Mesdames, Messieurs les Députés (ées),
Au moment où s’installe une Commission d’enquête
parlementaire sur les manquements de l’Aide Sociale à l’Enfance, je veux vous dire combien nous souhaitons que vos travaux aboutissent à un vrai bilan de la situation de la protection de l’enfance dans notre pays et à des recommandations qui fassent l’objet d’une mise en œuvre par le gouvernement.
Sans revenir sur Les causes pointées depuis plusieurs années dans les différents rapports, missions d’informations, sur l’aggravation de la situation depuis la crise sanitaire du Covid-19, depuis 2023 la protection de l’enfance est à bout de souffle. Comme le Conseil National de protection de l’enfance (CNPE), l’UNIOPSS, Départements de France, le Comité des Droits de l’Enfant de l’ONU et d’autres la Défenseure des Droits constate dans son bilan annuel « la gravité sans précédent de la détérioration de la situation de la protection de l’enfance ».
C’est pourquoi nous serons attentifs à vos travaux et à sa rapporteuse Isabelle SANTIAGO, Députée du Val de Marne, Vice-Présidente de la délégation parlementaire des Droits de l’enfant, auparavant Vice -Présidente durant 11 ans chargée de la Protection de l’Enfance au Conseil Départemental du Val de Marne.
Nous connaissons ses compétences, sa détermination à porter à l’Assemblée Nationale la voix des enfants et de leurs familles et celles des professionnels, en parlant plutôt de familles fragilisées que de parents défaillants !
Je souhaite que vous entendiez les professionnels et pas seulement leur encadrement qui au quotidien agissent pour l’intérêt de ces enfants avec esprit de responsabilité sans démagogie, pour que chacun puisse connaître la situation à laquelle ils sont confrontés.
L’arrivée d’une nouvelle Ministre déléguée, Sarah El Haïry me semble déterminante pour faire avancer le dossier de la protection de l’enfance. Sera- t’elle entendue par les 3 Ministres de tutelle, santé, justice, solidarité et par le Premier Ministre qui a fait abstraction de l’enfance dans son discours de politique générale lors de sa nomination ?
UNE SITUATION AU BORD DE LA RUPTURE
Anne Devreese, présidente du CNPE déclarait récemment « malgré les avancées récentes, la protection des enfants est aujourd’hui menacée et le risque de rupture bien réel sur de nombreux Départements ».
Les constats sont alarmants comme le montre le groupement national des établissements publics (GEPSO), l’Association nationale des maisons d’enfants à caractère social (ANMECS) et la Convention nationale des associations de protection de l’enfance (CNAPE) qui dressent un tableau inquiétant de la situation :
– 20 % d’enfants en déscolarisation complète,
-30 à 34 % d’enfants en situation de handicap confrontés au manque de places et à l’attente de prise en charge au sein d’établissements médico sociaux,
– 79,5 % des mesures éducatives judiciarisées,
– les maltraitances institutionnelles qu’il ne faut pas nier même si elles sont très minoritaires.

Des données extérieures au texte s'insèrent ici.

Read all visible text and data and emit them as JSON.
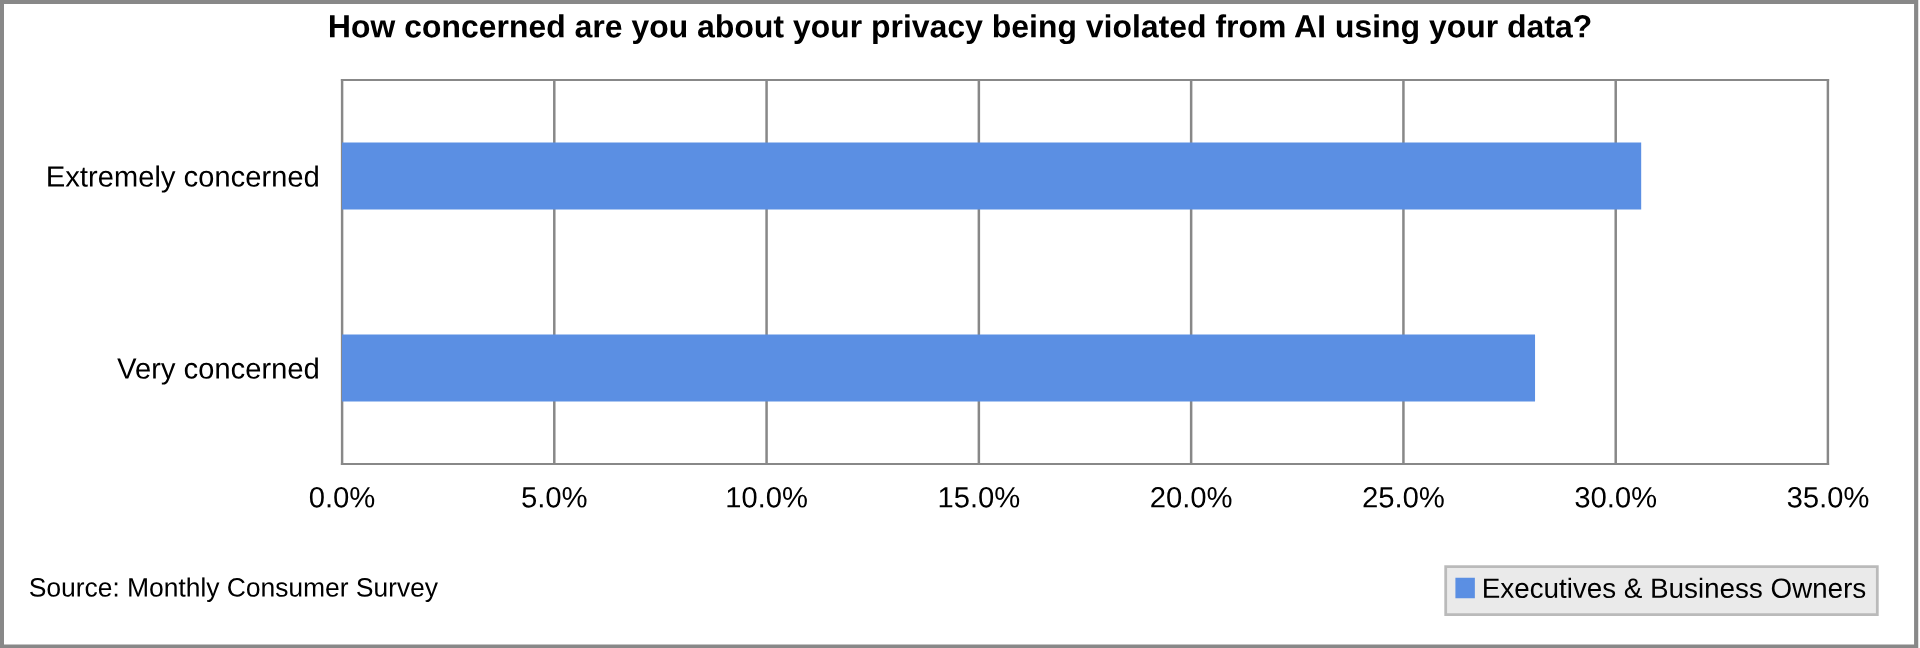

Cela se traduit par une situation de souffrance des enfants admis à l’Aide Sociale à l’Enfance : difficultés psychiques, troubles du comportement, difficultés à vivre en collectif, violences sexuelles, addictions, violences tournées vers autrui ou vers soi avec une augmentation des idées suicidaires avec passages à l’acte en hausse. Ajoutons les décisions de protection non mises en œuvre par saturation des dispositifs, à l’exemple du centre de l’enfance du Puy de Dôme où sont entassés 61 nouveaux nés pour 36 places, des fermetures d’établissements qui posent les risques de rupture réelle de protection.
Le suivi de la santé de l’enfant à l’ASE prévue par la loi du 7 Février 2022 lors de l’admission est déficient. Pris en charge par l’assurance maladie il doit être complété par un suivi annuel qui reste rare. Notons que si le bilan de santé physique est réalisé pour la santé psychique seuls 32 % d’enfants souffrant de troubles graves sont suivis en pédopsychiatrie avec un délai d’attente d’une consultation pouvant atteindre 12 mois. Quant à la coopération avec la santé scolaire elle est inopérante avec 800 médecins scolaires pour 60 000 établissements.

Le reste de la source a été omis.